By Sean Stannard-Stockton
November 12, 2009 | Link of Chronicle of Philanthropy
Late one Friday afternoon this fall, Matt Flannery, the co-founder of Kiva.org, posted a message on Twitter: “It seems like my Twitter account is getting attacked by spam. 500 new followers a minute. Anyone else experiencing this?”
In fact, a small group of people who use Twitter to talk about philanthropy had also been inundated with followers. But the reason for the instant increase wasn’t anything as spurious as a spam attack. All the people who suddenly attracted new followers had just been added to Twitter’s official “suggested users” list of people worth following. Traditionally, Twitter’s suggestions have included celebrities like Al Gore, Shaquille O’Neal, and Oprah Winfrey, so adding the likes of Matt Flannery and other stars of the philanthropy world represents a big shift.
Twitter’s decision to elevate people in philanthropy to its list of those worthy of watching is important for the nonprofit world. It gives people at foundations and other nonprofit organizations a new platform to attract supporters and discuss important issues — but people in philanthropy will need to change their ways if they plan to capitalize on this important moment.
It is easy to dismiss Twitter, since it requires that people post their thoughts within a limit of 140 characters at a time. Many press releases put out by foundations feature headlines two or three times longer than an average “tweet.”
But this has been the year for Twitter to enter the mainstream of online social networks. While President Obama was considered cutting edge when he released his choice of a running mate in 2008 via text message, it’s clear he would have used Twitter to make such an announcement if he were trying to stir the same kind of excitement this year.
Twitter allows people who broadcast messages to get the word out to anyone who has signed up to listen. And reading the messages doesn’t require any special access; just sign up to follow someone and you can get all the public messages the person sends.
Twitter has also gotten some attention in philanthropy this year. At the annual conference of the Council on Foundations this spring, people were using Twitter to post messages about many of the sessions, in part because the council created an official Twitter account from which it encouraged conference goers to chat about sessions they attended.
But to a large degree, Twitter posts about philanthropy end up circulating within a small group of people who are passionate about the subject. While a hot topic might capture the interest of a small number of Twitter posters, those tweets rarely if ever “go viral” and branch out to reach the millions of people who use Twitter for reasons that go well beyond philanthropy.

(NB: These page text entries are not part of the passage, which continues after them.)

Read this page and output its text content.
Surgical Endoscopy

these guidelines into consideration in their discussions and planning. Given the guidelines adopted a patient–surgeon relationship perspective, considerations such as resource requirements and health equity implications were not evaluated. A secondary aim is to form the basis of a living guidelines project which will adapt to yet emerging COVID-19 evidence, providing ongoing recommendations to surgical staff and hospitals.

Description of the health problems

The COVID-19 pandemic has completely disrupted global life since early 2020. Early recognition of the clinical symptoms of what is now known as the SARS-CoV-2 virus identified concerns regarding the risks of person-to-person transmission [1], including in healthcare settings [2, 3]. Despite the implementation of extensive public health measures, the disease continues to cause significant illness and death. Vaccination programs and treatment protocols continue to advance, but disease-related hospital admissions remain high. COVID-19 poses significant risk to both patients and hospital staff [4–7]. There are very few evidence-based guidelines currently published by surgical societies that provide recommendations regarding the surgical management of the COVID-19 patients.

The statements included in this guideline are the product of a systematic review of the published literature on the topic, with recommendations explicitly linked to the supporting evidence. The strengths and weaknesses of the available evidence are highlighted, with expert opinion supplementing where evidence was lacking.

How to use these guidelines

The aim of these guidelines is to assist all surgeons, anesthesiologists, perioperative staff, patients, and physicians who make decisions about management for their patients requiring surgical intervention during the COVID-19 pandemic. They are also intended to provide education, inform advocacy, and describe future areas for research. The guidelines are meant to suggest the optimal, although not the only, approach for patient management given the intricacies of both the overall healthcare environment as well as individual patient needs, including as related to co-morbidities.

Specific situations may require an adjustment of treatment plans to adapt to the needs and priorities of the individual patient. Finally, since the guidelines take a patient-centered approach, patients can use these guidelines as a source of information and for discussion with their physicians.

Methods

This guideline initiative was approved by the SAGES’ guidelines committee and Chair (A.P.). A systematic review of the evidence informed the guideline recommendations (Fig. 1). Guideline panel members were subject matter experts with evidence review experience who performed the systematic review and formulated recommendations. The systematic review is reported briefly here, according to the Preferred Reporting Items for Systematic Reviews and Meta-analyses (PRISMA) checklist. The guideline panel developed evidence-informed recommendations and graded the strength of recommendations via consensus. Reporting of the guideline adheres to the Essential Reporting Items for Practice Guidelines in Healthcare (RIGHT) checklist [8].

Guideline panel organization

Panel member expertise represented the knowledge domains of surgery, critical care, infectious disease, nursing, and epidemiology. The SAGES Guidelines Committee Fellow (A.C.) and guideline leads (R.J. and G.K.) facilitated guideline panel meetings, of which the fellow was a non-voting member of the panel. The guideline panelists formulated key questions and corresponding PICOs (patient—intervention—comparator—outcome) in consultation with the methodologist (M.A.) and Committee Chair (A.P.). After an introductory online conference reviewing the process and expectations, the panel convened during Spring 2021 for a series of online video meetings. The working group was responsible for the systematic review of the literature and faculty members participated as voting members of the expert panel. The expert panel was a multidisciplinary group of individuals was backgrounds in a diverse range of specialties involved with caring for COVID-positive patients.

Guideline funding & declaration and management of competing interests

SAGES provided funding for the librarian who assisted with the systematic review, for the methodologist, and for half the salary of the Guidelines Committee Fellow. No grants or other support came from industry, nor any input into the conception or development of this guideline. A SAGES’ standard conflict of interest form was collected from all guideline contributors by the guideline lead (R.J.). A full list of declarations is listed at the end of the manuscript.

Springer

However, that could soon be changing, as Matt Flannery learned.
When Twitter decided to add a group of philanthropy-focused people to its suggestion list, it vastly expanded the number of people who now get updates on nonprofit issues.
In addition to adding Matt Flannery, Twitter highlighted organizations like the Skoll Foundation and the Acumen Fund as well as individuals like the nonprofit-social-media expert Beth Kanter and the social entrepreneur Kjerstin Erickson.
The results of getting on Twitter’s suggested user list are phenomenal.
Since he was added, Mr. Flannery’s follower count has ballooned from a couple thousand to more than a hundred thousand. If the experience of the past is a guide, then the new philanthropy-focused members of the list can expect to add half a million or more followers over time. The exposure is seen as being so valuable that the Internet entrepreneur Jason Calacanis once offered Twitter $250,000 if it would add him to the list.
Those kinds of numbers make Twitter a key forum for discussions of philanthropy, in many cases outstripping the number of people who subscribe to print and online publications about nonprofit affairs.
But what is even more important about Twitter’s decision to highlight nonprofit leaders in its list is that it is yet another sign that philanthropy itself is becoming more and more a part of mainstream culture. News organizations are devoting more attention to nonprofit affairs, Product Red made giving a prominent part of the consumer world, and the NBC drama The Philanthropist brought the topic to prime time.
As a result, philanthropy is no longer a topic of discussion reserved for the ultra wealthy, nonprofit executives, or academic researchers. As with any topic that goes mainstream, many insiders will complain that the subject is too nuanced for the masses to understand.
But the people and organizations that can figure out how to speak authentically about philanthropy to a mainstream voice — without dumbing down the subject or talking over the heds of the newly formed crowds — will dominate the discussions about the nonprofit world in the coming months and years.
For the most part, people in philanthropy have a tradition of speaking in jargon-filled messages to other philanthropy insiders.
But preaching to the choir never changed the world.
While it might be a strange new world for philanthropy, unless more people at foundations and charities learn to speak to the newly gathering mainstream audiences, they may blow a huge opportunity to radically expand the influence of the nonprofit world.
Sean Stannard-Stockton is chief executive of Tactical Philanthropy Advisors, in Burlingame, Calif., and author of the Tactical Philanthropy blog. He is a regular columnist for the The Chronicle of Philanthropy.